For the first time, cyber risk has overtaken all other threats as the primary concern for UK business leaders, being cited as the leading concern for 46% of business leaders, up three percentage points from 2024 and more than doubling from 20% in 2023, according to a new report from Marsh Risk.
The UK Business Risk Report stresses the need for flexible, dynamic risk management frameworks that can adjust as threats evolve and interact, particularly where cyber, economic and regulatory risks amplify one another.
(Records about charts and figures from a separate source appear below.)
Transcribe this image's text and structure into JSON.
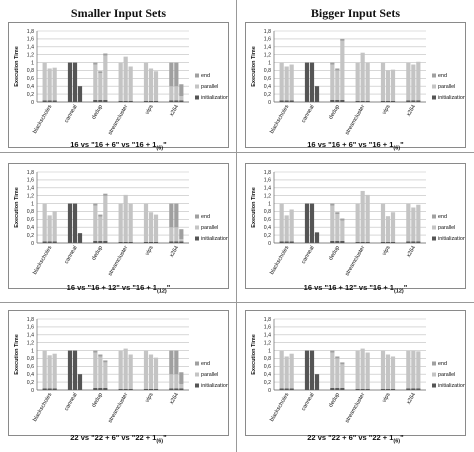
{
  "headers": {
    "left": "Smaller Input Sets",
    "right": "Bigger Input Sets"
  },
  "captions": [
    {
      "main": "16 vs \"16 + 6\" vs \"16 + 1",
      "sub": "(6)",
      "tail": "\""
    },
    {
      "main": "16 vs \"16 + 6\" vs \"16 + 1",
      "sub": "(6)",
      "tail": "\""
    },
    {
      "main": "16 vs \"16 + 12\" vs \"16 + 1",
      "sub": "(12)",
      "tail": "\""
    },
    {
      "main": "16 vs \"16 + 12\" vs \"16 + 1",
      "sub": "(12)",
      "tail": "\""
    },
    {
      "main": "22 vs \"22 + 6\" vs \"22 + 1",
      "sub": "(6)",
      "tail": "\""
    },
    {
      "main": "22 vs \"22 + 6\" vs \"22 + 1",
      "sub": "(6)",
      "tail": "\""
    }
  ],
  "colors": {
    "end": "#a0a0a0",
    "parallel": "#c4c4c4",
    "initialization": "#555555",
    "grid": "#bfbfbf",
    "axis": "#666666"
  },
  "chart_data": [
    {
      "type": "bar",
      "stacked": true,
      "position": "row 1, left",
      "ylabel": "Execution Time",
      "ylim": [
        0,
        1.8
      ],
      "yticks": [
        "0",
        "0,2",
        "0,4",
        "0,6",
        "0,8",
        "1",
        "1,2",
        "1,4",
        "1,6",
        "1,8"
      ],
      "categories": [
        "blackscholes",
        "canneal",
        "dedup",
        "streamcluster",
        "vips",
        "x264"
      ],
      "legend": [
        "end",
        "parallel",
        "initialization"
      ],
      "legend_position": "right",
      "bars_per_category": 3,
      "totals": [
        [
          1.0,
          0.85,
          0.87
        ],
        [
          1.0,
          1.0,
          0.4
        ],
        [
          1.0,
          0.78,
          1.23
        ],
        [
          1.0,
          1.15,
          0.9
        ],
        [
          1.0,
          0.85,
          0.78
        ],
        [
          1.0,
          1.0,
          0.45
        ]
      ],
      "initialization": [
        [
          0.04,
          0.04,
          0.04
        ],
        [
          1.0,
          1.0,
          0.4
        ],
        [
          0.05,
          0.05,
          0.05
        ],
        [
          0.03,
          0.03,
          0.03
        ],
        [
          0.03,
          0.03,
          0.03
        ],
        [
          0.04,
          0.04,
          0.04
        ]
      ],
      "end": [
        [
          0.0,
          0.0,
          0.0
        ],
        [
          0.0,
          0.0,
          0.0
        ],
        [
          0.05,
          0.05,
          0.05
        ],
        [
          0.0,
          0.0,
          0.0
        ],
        [
          0.0,
          0.0,
          0.0
        ],
        [
          0.6,
          0.6,
          0.3
        ]
      ]
    },
    {
      "type": "bar",
      "stacked": true,
      "position": "row 1, right",
      "ylabel": "Execution Time",
      "ylim": [
        0,
        1.8
      ],
      "yticks": [
        "0",
        "0,2",
        "0,4",
        "0,6",
        "0,8",
        "1",
        "1,2",
        "1,4",
        "1,6",
        "1,8"
      ],
      "categories": [
        "blackscholes",
        "canneal",
        "dedup",
        "streamcluster",
        "vips",
        "x264"
      ],
      "legend": [
        "end",
        "parallel",
        "initialization"
      ],
      "legend_position": "right",
      "bars_per_category": 3,
      "totals": [
        [
          1.0,
          0.9,
          0.95
        ],
        [
          1.0,
          1.0,
          0.4
        ],
        [
          1.0,
          0.85,
          1.6
        ],
        [
          1.0,
          1.25,
          1.0
        ],
        [
          1.0,
          0.8,
          0.82
        ],
        [
          1.0,
          0.95,
          1.02
        ]
      ],
      "initialization": [
        [
          0.04,
          0.04,
          0.04
        ],
        [
          1.0,
          1.0,
          0.4
        ],
        [
          0.05,
          0.05,
          0.05
        ],
        [
          0.03,
          0.03,
          0.03
        ],
        [
          0.03,
          0.03,
          0.03
        ],
        [
          0.04,
          0.04,
          0.04
        ]
      ],
      "end": [
        [
          0.0,
          0.0,
          0.0
        ],
        [
          0.0,
          0.0,
          0.0
        ],
        [
          0.05,
          0.05,
          0.05
        ],
        [
          0.0,
          0.0,
          0.0
        ],
        [
          0.0,
          0.0,
          0.0
        ],
        [
          0.0,
          0.0,
          0.0
        ]
      ]
    },
    {
      "type": "bar",
      "stacked": true,
      "position": "row 2, left",
      "ylabel": "Execution Time",
      "ylim": [
        0,
        1.8
      ],
      "yticks": [
        "0",
        "0,2",
        "0,4",
        "0,6",
        "0,8",
        "1",
        "1,2",
        "1,4",
        "1,6",
        "1,8"
      ],
      "categories": [
        "blackscholes",
        "canneal",
        "dedup",
        "streamcluster",
        "vips",
        "x264"
      ],
      "legend": [
        "end",
        "parallel",
        "initialization"
      ],
      "legend_position": "right",
      "bars_per_category": 3,
      "totals": [
        [
          1.0,
          0.7,
          0.8
        ],
        [
          1.0,
          1.0,
          0.25
        ],
        [
          1.0,
          0.72,
          1.25
        ],
        [
          1.0,
          1.22,
          1.0
        ],
        [
          1.0,
          0.78,
          0.72
        ],
        [
          1.0,
          1.0,
          0.35
        ]
      ],
      "initialization": [
        [
          0.04,
          0.04,
          0.04
        ],
        [
          1.0,
          1.0,
          0.25
        ],
        [
          0.05,
          0.05,
          0.05
        ],
        [
          0.03,
          0.03,
          0.03
        ],
        [
          0.03,
          0.03,
          0.03
        ],
        [
          0.04,
          0.04,
          0.04
        ]
      ],
      "end": [
        [
          0.0,
          0.0,
          0.0
        ],
        [
          0.0,
          0.0,
          0.0
        ],
        [
          0.05,
          0.05,
          0.05
        ],
        [
          0.0,
          0.0,
          0.0
        ],
        [
          0.0,
          0.0,
          0.0
        ],
        [
          0.6,
          0.6,
          0.25
        ]
      ]
    },
    {
      "type": "bar",
      "stacked": true,
      "position": "row 2, right",
      "ylabel": "Execution Time",
      "ylim": [
        0,
        1.8
      ],
      "yticks": [
        "0",
        "0,2",
        "0,4",
        "0,6",
        "0,8",
        "1",
        "1,2",
        "1,4",
        "1,6",
        "1,8"
      ],
      "categories": [
        "blackscholes",
        "canneal",
        "dedup",
        "streamcluster",
        "vips",
        "x264"
      ],
      "legend": [
        "end",
        "parallel",
        "initialization"
      ],
      "legend_position": "right",
      "bars_per_category": 3,
      "totals": [
        [
          1.0,
          0.7,
          0.85
        ],
        [
          1.0,
          1.0,
          0.27
        ],
        [
          1.0,
          0.78,
          0.62
        ],
        [
          1.0,
          1.32,
          1.22
        ],
        [
          1.0,
          0.68,
          0.78
        ],
        [
          1.0,
          0.9,
          0.97
        ]
      ],
      "initialization": [
        [
          0.04,
          0.04,
          0.04
        ],
        [
          1.0,
          1.0,
          0.27
        ],
        [
          0.05,
          0.05,
          0.05
        ],
        [
          0.03,
          0.03,
          0.03
        ],
        [
          0.03,
          0.03,
          0.03
        ],
        [
          0.04,
          0.04,
          0.04
        ]
      ],
      "end": [
        [
          0.0,
          0.0,
          0.0
        ],
        [
          0.0,
          0.0,
          0.0
        ],
        [
          0.05,
          0.05,
          0.05
        ],
        [
          0.0,
          0.0,
          0.0
        ],
        [
          0.0,
          0.0,
          0.0
        ],
        [
          0.0,
          0.0,
          0.0
        ]
      ]
    },
    {
      "type": "bar",
      "stacked": true,
      "position": "row 3, left",
      "ylabel": "Execution Time",
      "ylim": [
        0,
        1.8
      ],
      "yticks": [
        "0",
        "0,2",
        "0,4",
        "0,6",
        "0,8",
        "1",
        "1,2",
        "1,4",
        "1,6",
        "1,8"
      ],
      "categories": [
        "blackscholes",
        "canneal",
        "dedup",
        "streamcluster",
        "vips",
        "x264"
      ],
      "legend": [
        "end",
        "parallel",
        "initialization"
      ],
      "legend_position": "right",
      "bars_per_category": 3,
      "totals": [
        [
          1.0,
          0.88,
          0.92
        ],
        [
          1.0,
          1.0,
          0.4
        ],
        [
          1.0,
          0.9,
          0.75
        ],
        [
          1.0,
          1.05,
          0.9
        ],
        [
          1.0,
          0.9,
          0.82
        ],
        [
          1.0,
          1.0,
          0.45
        ]
      ],
      "initialization": [
        [
          0.04,
          0.04,
          0.04
        ],
        [
          1.0,
          1.0,
          0.4
        ],
        [
          0.05,
          0.05,
          0.05
        ],
        [
          0.03,
          0.03,
          0.03
        ],
        [
          0.03,
          0.03,
          0.03
        ],
        [
          0.04,
          0.04,
          0.04
        ]
      ],
      "end": [
        [
          0.0,
          0.0,
          0.0
        ],
        [
          0.0,
          0.0,
          0.0
        ],
        [
          0.05,
          0.05,
          0.05
        ],
        [
          0.0,
          0.0,
          0.0
        ],
        [
          0.0,
          0.0,
          0.0
        ],
        [
          0.6,
          0.6,
          0.3
        ]
      ]
    },
    {
      "type": "bar",
      "stacked": true,
      "position": "row 3, right",
      "ylabel": "Execution Time",
      "ylim": [
        0,
        1.8
      ],
      "yticks": [
        "0",
        "0,2",
        "0,4",
        "0,6",
        "0,8",
        "1",
        "1,2",
        "1,4",
        "1,6",
        "1,8"
      ],
      "categories": [
        "blackscholes",
        "canneal",
        "dedup",
        "streamcluster",
        "vips",
        "x264"
      ],
      "legend": [
        "end",
        "parallel",
        "initialization"
      ],
      "legend_position": "right",
      "bars_per_category": 3,
      "totals": [
        [
          1.0,
          0.85,
          0.92
        ],
        [
          1.0,
          1.0,
          0.4
        ],
        [
          1.0,
          0.85,
          0.7
        ],
        [
          1.0,
          1.05,
          0.95
        ],
        [
          1.0,
          0.9,
          0.85
        ],
        [
          1.0,
          1.0,
          0.98
        ]
      ],
      "initialization": [
        [
          0.04,
          0.04,
          0.04
        ],
        [
          1.0,
          1.0,
          0.4
        ],
        [
          0.05,
          0.05,
          0.05
        ],
        [
          0.03,
          0.03,
          0.03
        ],
        [
          0.03,
          0.03,
          0.03
        ],
        [
          0.04,
          0.04,
          0.04
        ]
      ],
      "end": [
        [
          0.0,
          0.0,
          0.0
        ],
        [
          0.0,
          0.0,
          0.0
        ],
        [
          0.05,
          0.05,
          0.05
        ],
        [
          0.0,
          0.0,
          0.0
        ],
        [
          0.0,
          0.0,
          0.0
        ],
        [
          0.0,
          0.0,
          0.0
        ]
      ]
    }
  ]
}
Cyber threats were ranked the top risk by 46% of respondents, compared to 44% for economic and financial risks, 40% for compliance, legal and regulatory concerns, and 39% for people‑related issues such as skills and talent.
According to the report, high‑profile attacks, greater digitalisation and supply chain vulnerabilities have pushed cyber firmly onto the board agenda, as businesses grapple with the potential for widespread operational disruption, regulatory exposure and reputational harm. Respondents also highlighted the growing interconnectedness of threats, signalling a shift towards resilience built around technology, people and specialist advice rather than isolated technical fixes.
This mirrors wider market experience, where ransomware, business email compromise and supply chain intrusions have generated sizeable first‑ and third‑party losses, as well as business interruption events and regulatory scrutiny. This has also underlined the need to understand not just point‑in‑time security controls but also enterprise‑wide resilience – including backup strategies, incident response capabilities and dependence on critical vendors such as cloud providers and managed service partners.
In response, businesses are moving away from siloed risk programmes towards scenario‑based planning and integrated frameworks that combine technical controls, people and process. Workforce training, supplier oversight and governance are rising priorities. Increasingly, firms are seeking specialist advisory support to turn complex data into board‑level decisions and insurance strategies.
Furthermore, more clients are framing cyber within enterprise risk management and operational resilience programmes, using tabletop exercises and scenario analysis to understand potential loss ranges and insurance gaps, and linking cyber risk improvements to desired coverage terms, limits and retentions.
Underwriters, in turn, are paying closer attention to governance, incident response maturity and third‑party dependencies, not just technical controls. Insureds that can evidence tested incident response plans, robust supplier due diligence and continuous control monitoring are increasingly better placed when negotiating coverage breadth, sub‑limits and pricing.
Demand for cyber capacity is expected to remain strong, as mid‑market and smaller organisations become more aware of their exposure and seek dedicated protection against business interruption, data loss and regulatory liabilities. Wordings are likely to continue evolving, particularly around business interruption triggers, systemic events and the interaction between cyber, war and terrorism exclusions, as markets refine their approach to aggregation risk.
At the same time, carriers and brokers are expanding pre‑loss services, including security posture assessments, incident‑response retainers and training, as part of cyber programmes aimed at reducing claims frequency and differentiating propositions. Cyber incidents also continue to intersect with other classes, including professional indemnity, directors’ and officers’ liability, crime and property/business interruption, prompting greater coordination between cyber, financial and speciality lines when structuring programmes.
"Geopolitical tensions, regulatory change and market volatility are clearly continuing to affect long-term planning for UK businesses," said Alistair Brighton, CEO of corporate and commercial UK at Marsh Risk. "A cyber incident can cause operational downtime, regulatory exposure and reputational harm, while economic or geopolitical shocks can increase cyber and supply chain vulnerability."